Here’s a round-up of a few articles I’ve read over the last week and feel are worth sharing:
Last week the National Prayer Breakfast was held in Parliament. The National Prayer Breakfast, held once a year, is part of the work the Bible Society is doing with Christians in Politics to ensure the Bible message is heard at Westminster. It was attended by over 700 Peers, MPs, church leaders and representatives from charities. Disappointingly, but not unsurprisingly the media coverage was very limited. This is the only mention of it I could find in the national press and it was in the Sunday Sun. Fortunately you can find out what happened at the Bible Society’s website.
Following on from my post expressing deep disappointment on the British Medical Journal’s call for doctors to change their opposition to euthanasia at the British Medical Association’s Annual Representative Meeting, Dr Peter Saunders reports on the outcomes of the motions on abortion and euthanasia that were debated. For once its good news.
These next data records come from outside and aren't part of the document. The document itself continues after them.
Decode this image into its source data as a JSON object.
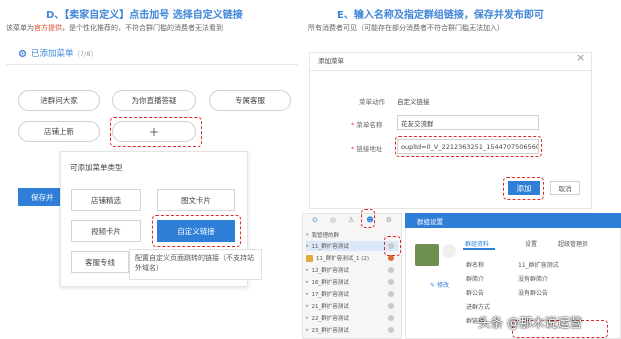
{
  "left": {
    "caption": "D、【卖家自定义】点击加号 选择自定义链接",
    "subtitle_prefix": "该菜单为",
    "subtitle_accent": "官方提供",
    "subtitle_suffix": "，是个性化推荐的，不符合群门槛的消费者无法看到",
    "added_menu_title": "已添加菜单",
    "added_menu_count": "（7/8）",
    "menu_pills": [
      "进群问大家",
      "为你直播答疑",
      "专属客服",
      "店铺上新"
    ],
    "add_symbol": "+",
    "save_button_partial": "保存并",
    "popup": {
      "title": "可添加菜单类型",
      "options": [
        "店铺精选",
        "图文卡片",
        "视频卡片",
        "自定义链接",
        "客服专线"
      ],
      "tooltip": "配置自定义页面跳转的链接（不支持站外域名）"
    }
  },
  "right": {
    "caption": "E、输入名称及指定群组链接，保存并发布即可",
    "subtitle": "所有消费者可见（可能存在部分消费者不符合群门槛无法加入）",
    "dialog": {
      "title": "添加菜单",
      "close_icon": "close-icon",
      "action_label": "菜单动作",
      "action_value": "自定义链接",
      "name_label": "菜单名称",
      "name_value": "花友交流群",
      "link_label": "链接地址",
      "link_value": "ouplId=0_V_2212363251_1544707506560",
      "add_button": "添加",
      "cancel_button": "取消"
    },
    "group_panel": {
      "header": "群组设置",
      "tree_root": "我管理的群",
      "tree_items": [
        "11_群扩容测试",
        "11_群扩容测试_1 (2)",
        "12_群扩容测试",
        "16_群扩容测试",
        "17_群扩容测试",
        "21_群扩容测试",
        "22_群扩容测试",
        "23_群扩容测试"
      ],
      "tabs": [
        "群组资料",
        "设置",
        "超级管理员"
      ],
      "modify_link": "修改",
      "info_labels": [
        "群名称",
        "群简介",
        "群公告",
        "进群方式",
        "群链接"
      ],
      "info_values": [
        "11_群扩容测试",
        "没有群简介",
        "没有群公告",
        "",
        ""
      ]
    }
  },
  "watermark": "头条 @那木说运营",
  "colors": {
    "accent_blue": "#2f7fd8",
    "dash_red": "#e02a2a",
    "caption_blue": "#3f86d8"
  }
}
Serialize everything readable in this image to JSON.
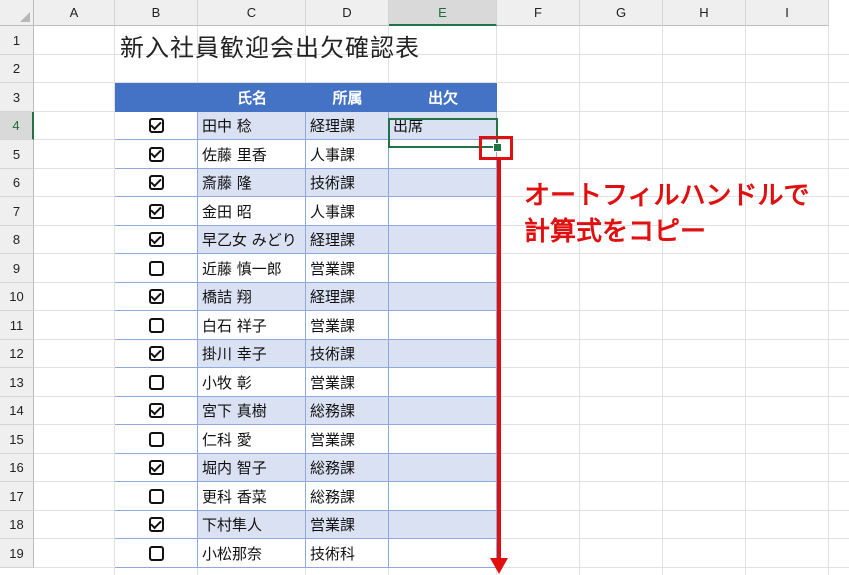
{
  "sheet": {
    "columns": [
      "A",
      "B",
      "C",
      "D",
      "E",
      "F",
      "G",
      "H",
      "I"
    ],
    "rows": [
      "1",
      "2",
      "3",
      "4",
      "5",
      "6",
      "7",
      "8",
      "9",
      "10",
      "11",
      "12",
      "13",
      "14",
      "15",
      "16",
      "17",
      "18",
      "19"
    ],
    "selected_column": "E",
    "selected_row": "4"
  },
  "title": "新入社員歓迎会出欠確認表",
  "table": {
    "headers": {
      "name": "氏名",
      "dept": "所属",
      "attendance": "出欠"
    },
    "rows": [
      {
        "checked": true,
        "name": "田中  稔",
        "dept": "経理課",
        "attendance": "出席"
      },
      {
        "checked": true,
        "name": "佐藤  里香",
        "dept": "人事課",
        "attendance": ""
      },
      {
        "checked": true,
        "name": "斎藤  隆",
        "dept": "技術課",
        "attendance": ""
      },
      {
        "checked": true,
        "name": "金田  昭",
        "dept": "人事課",
        "attendance": ""
      },
      {
        "checked": true,
        "name": "早乙女  みどり",
        "dept": "経理課",
        "attendance": ""
      },
      {
        "checked": false,
        "name": "近藤  慎一郎",
        "dept": "営業課",
        "attendance": ""
      },
      {
        "checked": true,
        "name": "橋詰  翔",
        "dept": "経理課",
        "attendance": ""
      },
      {
        "checked": false,
        "name": "白石  祥子",
        "dept": "営業課",
        "attendance": ""
      },
      {
        "checked": true,
        "name": "掛川  幸子",
        "dept": "技術課",
        "attendance": ""
      },
      {
        "checked": false,
        "name": "小牧  彰",
        "dept": "営業課",
        "attendance": ""
      },
      {
        "checked": true,
        "name": "宮下  真樹",
        "dept": "総務課",
        "attendance": ""
      },
      {
        "checked": false,
        "name": "仁科  愛",
        "dept": "営業課",
        "attendance": ""
      },
      {
        "checked": true,
        "name": "堀内  智子",
        "dept": "総務課",
        "attendance": ""
      },
      {
        "checked": false,
        "name": "更科  香菜",
        "dept": "総務課",
        "attendance": ""
      },
      {
        "checked": true,
        "name": "下村隼人",
        "dept": "営業課",
        "attendance": ""
      },
      {
        "checked": false,
        "name": "小松那奈",
        "dept": "技術科",
        "attendance": ""
      }
    ]
  },
  "callout": {
    "line1": "オートフィルハンドルで",
    "line2": "計算式をコピー"
  },
  "colors": {
    "header_bg": "#4472c4",
    "band_bg": "#d9e1f2",
    "accent": "#e01010",
    "selection": "#217346"
  }
}
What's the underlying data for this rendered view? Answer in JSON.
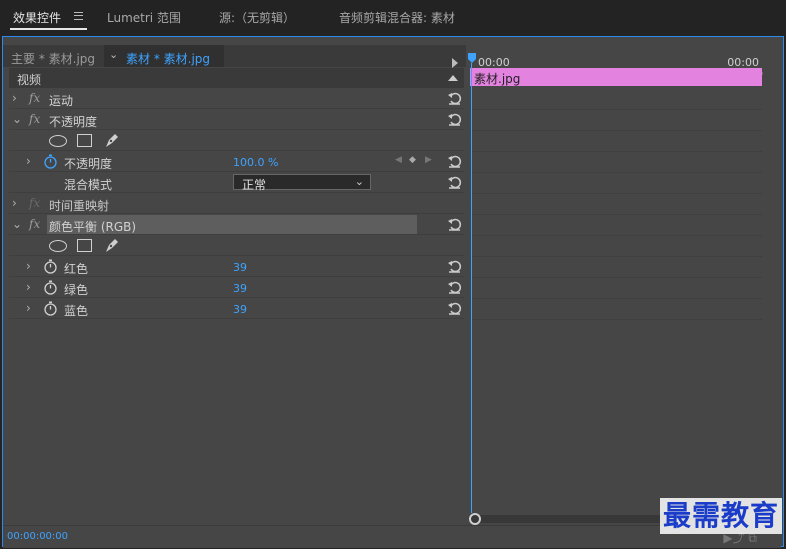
{
  "tabs": [
    {
      "label": "效果控件"
    },
    {
      "label": "Lumetri 范围"
    },
    {
      "label": "源:（无剪辑）"
    },
    {
      "label": "音频剪辑混合器: 素材"
    }
  ],
  "clip_bar": {
    "master": "主要 * 素材.jpg",
    "current": "素材 * 素材.jpg"
  },
  "video_section": "视频",
  "effects": {
    "motion": "运动",
    "opacity": "不透明度",
    "opacity_prop": "不透明度",
    "opacity_value": "100.0 %",
    "blend_mode": "混合模式",
    "blend_value": "正常",
    "time_remap": "时间重映射",
    "color_balance": "颜色平衡 (RGB)",
    "red": "红色",
    "red_value": "39",
    "green": "绿色",
    "green_value": "39",
    "blue": "蓝色",
    "blue_value": "39"
  },
  "timeline": {
    "start_tc": "00:00",
    "end_tc": "00:00",
    "clip_label": "素材.jpg",
    "clip_color": "#e482e0"
  },
  "footer": {
    "timecode": "00:00:00:00"
  },
  "watermark": "最需教育",
  "accent": "#2d8ceb"
}
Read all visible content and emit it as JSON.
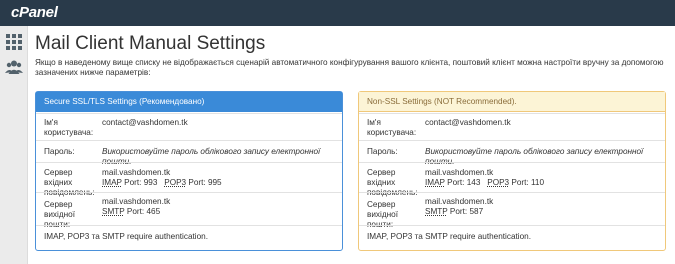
{
  "app": {
    "logo": "cPanel"
  },
  "sidebar": {
    "items": [
      {
        "icon": "grid-icon"
      },
      {
        "icon": "users-icon"
      }
    ]
  },
  "page": {
    "title": "Mail Client Manual Settings",
    "intro": "Якщо в наведеному вище списку не відображається сценарій автоматичного конфігурування вашого клієнта, поштовий клієнт можна настроїти вручну за допомогою зазначених нижче параметрів:"
  },
  "ssl": {
    "heading": "Secure SSL/TLS Settings (Рекомендовано)",
    "username_label": "Ім'я користувача:",
    "username": "contact@vashdomen.tk",
    "password_label": "Пароль:",
    "password_hint": "Використовуйте пароль облікового запису електронної пошти.",
    "incoming_label": "Сервер вхідних повідомлень:",
    "incoming_host": "mail.vashdomen.tk",
    "imap_label": "IMAP",
    "imap_port_word": "Port:",
    "imap_port": "993",
    "pop3_label": "POP3",
    "pop3_port_word": "Port:",
    "pop3_port": "995",
    "outgoing_label": "Сервер вихідної пошти:",
    "outgoing_host": "mail.vashdomen.tk",
    "smtp_label": "SMTP",
    "smtp_port_word": "Port:",
    "smtp_port": "465",
    "auth_note": "IMAP, POP3 та SMTP require authentication."
  },
  "nonssl": {
    "heading": "Non-SSL Settings (NOT Recommended).",
    "username_label": "Ім'я користувача:",
    "username": "contact@vashdomen.tk",
    "password_label": "Пароль:",
    "password_hint": "Використовуйте пароль облікового запису електронної пошти.",
    "incoming_label": "Сервер вхідних повідомлень:",
    "incoming_host": "mail.vashdomen.tk",
    "imap_label": "IMAP",
    "imap_port_word": "Port:",
    "imap_port": "143",
    "pop3_label": "POP3",
    "pop3_port_word": "Port:",
    "pop3_port": "110",
    "outgoing_label": "Сервер вихідної пошти:",
    "outgoing_host": "mail.vashdomen.tk",
    "smtp_label": "SMTP",
    "smtp_port_word": "Port:",
    "smtp_port": "587",
    "auth_note": "IMAP, POP3 та SMTP require authentication."
  },
  "colors": {
    "topbar": "#293a4a",
    "ssl_header": "#3a8ad8",
    "nonssl_header": "#fcf4d6",
    "nonssl_border": "#f0c87a"
  }
}
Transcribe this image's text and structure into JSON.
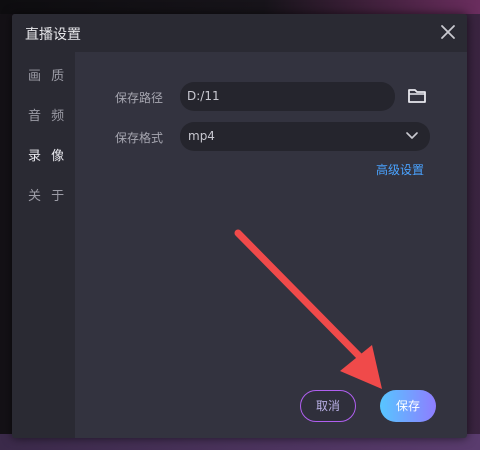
{
  "dialog": {
    "title": "直播设置",
    "close_icon": "close-icon"
  },
  "sidebar": {
    "items": [
      {
        "label": "画 质",
        "active": false
      },
      {
        "label": "音 频",
        "active": false
      },
      {
        "label": "录 像",
        "active": true
      },
      {
        "label": "关 于",
        "active": false
      }
    ]
  },
  "form": {
    "path_label": "保存路径",
    "path_value": "D:/11",
    "folder_icon": "folder-icon",
    "format_label": "保存格式",
    "format_value": "mp4",
    "chevron_icon": "chevron-down-icon",
    "advanced_label": "高级设置"
  },
  "footer": {
    "cancel_label": "取消",
    "save_label": "保存"
  },
  "colors": {
    "accent_link": "#4aa3ff",
    "save_gradient_start": "#57c6ff",
    "save_gradient_end": "#8e7dff",
    "cancel_border": "#b05ff0",
    "annotation_arrow": "#f04a4a"
  }
}
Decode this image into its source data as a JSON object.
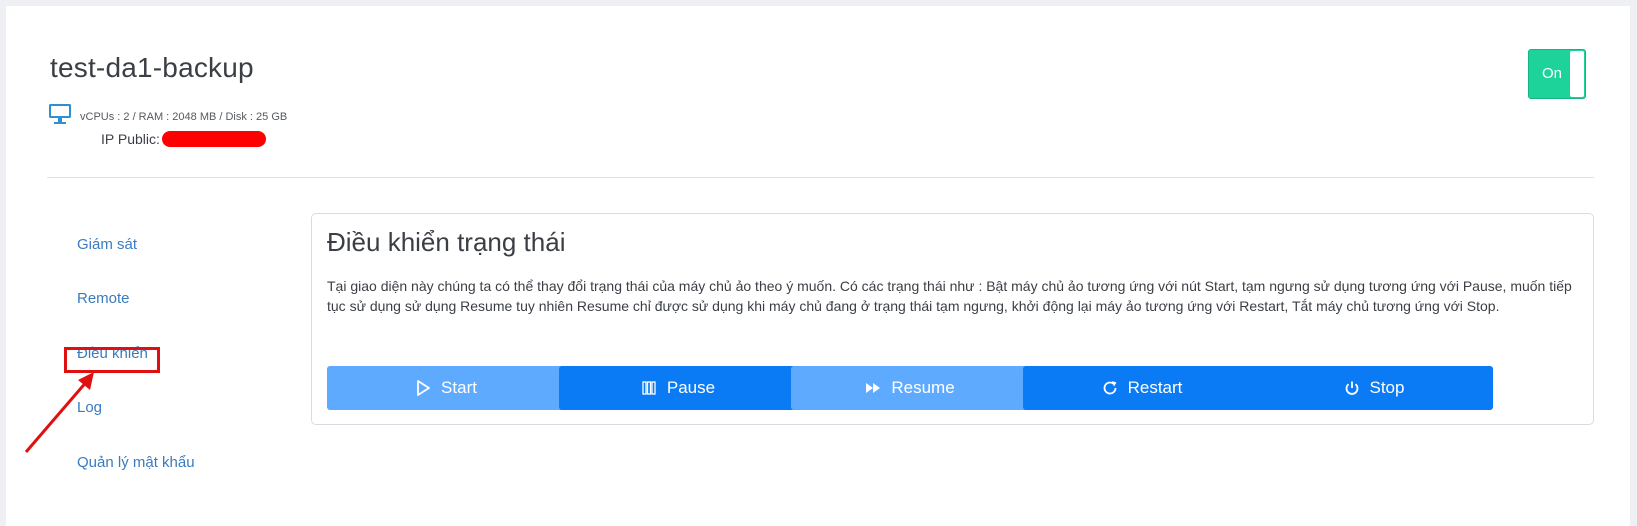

Nick Spencer, Research Director at Theos has written a paper for the Jubilee Centre entitled ‘The Bible and Politics‘ which contends that the Bible has been the single most influential document in British political history. It takes six major political ideas, and shows how the Bible has shaped our attitude to each. It’s full of interesting historical information and reminds us how important Christianity has been in our nation’s past and how we reject its influence at our peril.
Steve Holmes on his Shored Fragments blog considers whether freedom of religion is sufficient justification for practices otherwise considered harmful by the wider culture. The context of his piece is the banning of male circumcision on religious grounds by a regional court judge in Germany last week. It’s not currently something that is up for discussion in the UK, but given current moves by secularists, I wouldn’t be surprised if it comes onto the radar at some point in the future. This article gives some food for thought on it.
At Resistance & Renewal Ian Geary has written a guest post on the Blue Labour movement. The idea behind Blue Labour is to renew the more ‘conservative’ aspects of Labour’s tradition, by placing family, faith and relationships at the centre of a different way of doing politics. It’s an interesting appraisal of the relationship between faith and politics that goes beyond being relevant just to Labour supporters.
Finally, Andrew Lloyd Webber will be running a search on ITV for a new ‘rock star’ to play Jesus in a stadium tour through the late summer and autumn. Bishop of Bradford, Nick Baines discusses in the Telegraph what the public might expect ‘Jesus Christ Superstar’ to be like. He asks some questions about how Jesus is perceived and also hopes that the series will engage the public’s imagination with religion and boost the profile of the Church. It should certainly provide some opportunities for discussion at the office and school gates. Let’s pray for this to raise people’s awareness of Jesus and who he really was and is.